Certain family factors can significantly affect metabolic outcomes in adolescents with type 1 diabetes, according to the findings of this study.
Diabeter was one of the 21 centers in 19 countries in Europe, Japan, Australia, and North America that took part in the study. A total of 2,062 adolescents aged 11-18 years completed questionnaires about their type 1 diabetes, its management, and parental involvement, with most also providing blood samples for measurement of HbA1c. Questionnaires about familial responsibility for diabetes, and the parental burden of the disease, were completed by 1,994 parents.
- Adolescents whose parents were separated had a significantly higher HbA1c level than adolescents whose parents were still living together (8.4% versus 8.1%, respectively; P< 0.001).
- Having a father not in employment was associated with a significantly higher HbA1c level (8.5% versus 8.1% in adolescents with employed fathers; P< 0.001).
- Overall, 26% of adolescents felt that their parents were too protective, 36% said their parents worried too much, and 22% said parents acted (often or all the time) as if they were the ones with type 1 diabetes.
- Adolescents whose parents were both in employment reported them being less over-involved in diabetes care, compared with adolescents in families where one or both of the parents were not in employment.
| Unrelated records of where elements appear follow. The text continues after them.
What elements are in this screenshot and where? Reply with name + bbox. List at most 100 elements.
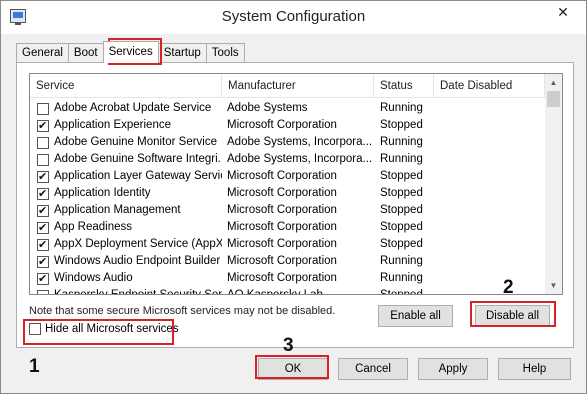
status-cell: Stopped xyxy=(380,119,423,131)
service-name: Application Layer Gateway Service xyxy=(54,170,222,182)
help-label: Help xyxy=(522,363,547,375)
table-row[interactable]: Application Identity Microsoft Corporatio… xyxy=(30,185,545,202)
service-cell: Application Layer Gateway Service xyxy=(30,168,222,185)
enable-all-button[interactable]: Enable all xyxy=(378,305,453,327)
manufacturer-cell: Microsoft Corporation xyxy=(227,170,337,182)
service-checkbox[interactable] xyxy=(37,203,49,219)
manufacturer-cell: Adobe Systems xyxy=(227,102,308,114)
service-checkbox[interactable] xyxy=(37,102,49,115)
manufacturer-cell: Microsoft Corporation xyxy=(227,119,337,131)
tab-startup[interactable]: Startup xyxy=(157,43,207,63)
secure-services-note: Note that some secure Microsoft services… xyxy=(29,305,336,317)
column-header-status[interactable]: Status xyxy=(374,74,434,98)
service-name: Application Experience xyxy=(54,119,171,131)
service-checkbox[interactable] xyxy=(37,153,49,166)
table-row[interactable]: AppX Deployment Service (AppX... Microsof… xyxy=(30,236,545,253)
service-cell: Application Management xyxy=(30,202,222,219)
table-row[interactable]: Windows Audio Microsoft Corporation Runnin… xyxy=(30,270,545,287)
system-configuration-window: System Configuration ✕ General Boot Serv… xyxy=(0,0,587,394)
status-cell: Running xyxy=(380,272,423,284)
service-name: App Readiness xyxy=(54,221,132,233)
service-name: AppX Deployment Service (AppX... xyxy=(54,238,222,250)
scroll-up-icon[interactable]: ▲ xyxy=(545,74,562,91)
service-cell: App Readiness xyxy=(30,219,222,236)
tab-tools[interactable]: Tools xyxy=(205,43,245,63)
tab-strip: General Boot Services Startup Tools xyxy=(16,41,245,63)
highlight-disable-all xyxy=(470,301,556,327)
status-cell: Stopped xyxy=(380,238,423,250)
status-cell: Stopped xyxy=(380,221,423,233)
manufacturer-cell: Adobe Systems, Incorpora... xyxy=(227,136,373,148)
window-title: System Configuration xyxy=(221,8,366,25)
service-name: Windows Audio Endpoint Builder xyxy=(54,255,221,267)
apply-label: Apply xyxy=(438,363,468,375)
tab-general[interactable]: General xyxy=(16,43,69,63)
table-row[interactable]: Kaspersky Endpoint Security Ser... AO Kas… xyxy=(30,287,545,295)
service-cell: Windows Audio Endpoint Builder xyxy=(30,253,222,270)
table-row[interactable]: App Readiness Microsoft Corporation Stoppe… xyxy=(30,219,545,236)
manufacturer-cell: Microsoft Corporation xyxy=(227,238,337,250)
status-cell: Running xyxy=(380,153,423,165)
tab-boot[interactable]: Boot xyxy=(67,43,104,63)
manufacturer-cell: Microsoft Corporation xyxy=(227,221,337,233)
service-cell: Application Experience xyxy=(30,117,222,134)
service-name: Application Management xyxy=(54,204,181,216)
service-checkbox[interactable] xyxy=(37,289,49,294)
status-cell: Running xyxy=(380,136,423,148)
service-checkbox[interactable] xyxy=(37,136,49,149)
service-checkbox[interactable] xyxy=(37,186,49,202)
service-name: Kaspersky Endpoint Security Ser... xyxy=(54,289,222,295)
manufacturer-cell: Microsoft Corporation xyxy=(227,272,337,284)
close-icon[interactable]: ✕ xyxy=(546,1,580,23)
step-number-2: 2 xyxy=(503,277,514,298)
apply-button[interactable]: Apply xyxy=(418,358,488,380)
table-row[interactable]: Adobe Acrobat Update Service Adobe System… xyxy=(30,100,545,117)
list-header: Service Manufacturer Status Date Disable… xyxy=(30,74,545,98)
table-row[interactable]: Application Layer Gateway Service Microso… xyxy=(30,168,545,185)
help-button[interactable]: Help xyxy=(498,358,571,380)
status-cell: Running xyxy=(380,102,423,114)
service-cell: Adobe Genuine Monitor Service xyxy=(30,134,222,151)
table-row[interactable]: Adobe Genuine Software Integri... Adobe S… xyxy=(30,151,545,168)
service-cell: Adobe Acrobat Update Service xyxy=(30,100,222,117)
tab-services[interactable]: Services xyxy=(102,41,159,63)
service-checkbox[interactable] xyxy=(37,271,49,287)
column-header-date-disabled[interactable]: Date Disabled xyxy=(434,74,545,98)
column-header-service[interactable]: Service xyxy=(30,74,222,98)
status-cell: Stopped xyxy=(380,289,423,295)
service-checkbox[interactable] xyxy=(37,254,49,270)
service-cell: Kaspersky Endpoint Security Ser... xyxy=(30,287,222,295)
service-name: Windows Audio xyxy=(54,272,133,284)
column-header-manufacturer[interactable]: Manufacturer xyxy=(222,74,374,98)
cancel-button[interactable]: Cancel xyxy=(338,358,408,380)
vertical-scrollbar[interactable]: ▲ ▼ xyxy=(545,74,562,294)
status-cell: Stopped xyxy=(380,187,423,199)
service-cell: Windows Audio xyxy=(30,270,222,287)
service-name: Adobe Genuine Software Integri... xyxy=(54,153,222,165)
table-row[interactable]: Adobe Genuine Monitor Service Adobe Syste… xyxy=(30,134,545,151)
list-body: Adobe Acrobat Update Service Adobe System… xyxy=(30,100,545,295)
table-row[interactable]: Windows Audio Endpoint Builder Microsoft … xyxy=(30,253,545,270)
service-cell: AppX Deployment Service (AppX... xyxy=(30,236,222,253)
highlight-ok xyxy=(255,355,329,379)
table-row[interactable]: Application Experience Microsoft Corporat… xyxy=(30,117,545,134)
services-list[interactable]: Service Manufacturer Status Date Disable… xyxy=(29,73,563,295)
step-number-1: 1 xyxy=(29,356,40,377)
service-cell: Application Identity xyxy=(30,185,222,202)
title-bar: System Configuration ✕ xyxy=(1,1,586,34)
scrollbar-thumb[interactable] xyxy=(547,91,560,107)
service-cell: Adobe Genuine Software Integri... xyxy=(30,151,222,168)
highlight-hide-microsoft xyxy=(23,319,174,345)
status-cell: Stopped xyxy=(380,204,423,216)
status-cell: Running xyxy=(380,255,423,267)
manufacturer-cell: Adobe Systems, Incorpora... xyxy=(227,153,373,165)
service-checkbox[interactable] xyxy=(37,169,49,185)
scroll-down-icon[interactable]: ▼ xyxy=(545,277,562,294)
step-number-3: 3 xyxy=(283,335,294,356)
service-checkbox[interactable] xyxy=(37,118,49,134)
service-name: Adobe Genuine Monitor Service xyxy=(54,136,218,148)
service-checkbox[interactable] xyxy=(37,220,49,236)
service-name: Application Identity xyxy=(54,187,151,199)
table-row[interactable]: Application Management Microsoft Corporat… xyxy=(30,202,545,219)
service-checkbox[interactable] xyxy=(37,237,49,253)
- The level of parental involvement reported by adolescents was significantly correlated both with HbA1c and with the number of episodes of diabetic ketoacidosis (DKA). The higher the level of involvement, the higher the HbA1c and the more episodes of DKA experienced.
- The level of parental responsibility for diabetes care, as reported by the adolescents, was not associated with metabolic outcomes. However, greater parental responsibility as reported by the parents was associated with higher HbA1c levels.
- The greater the level of disagreement between parental and adolescent reports on responsibility for diabetes care, the higher the HbA1c level of the adolescents. This effect was attributable to one item, regardless of the direction of the discordance between parental and adolescent reports: the responsibility for remembering to monitor blood glucose levels.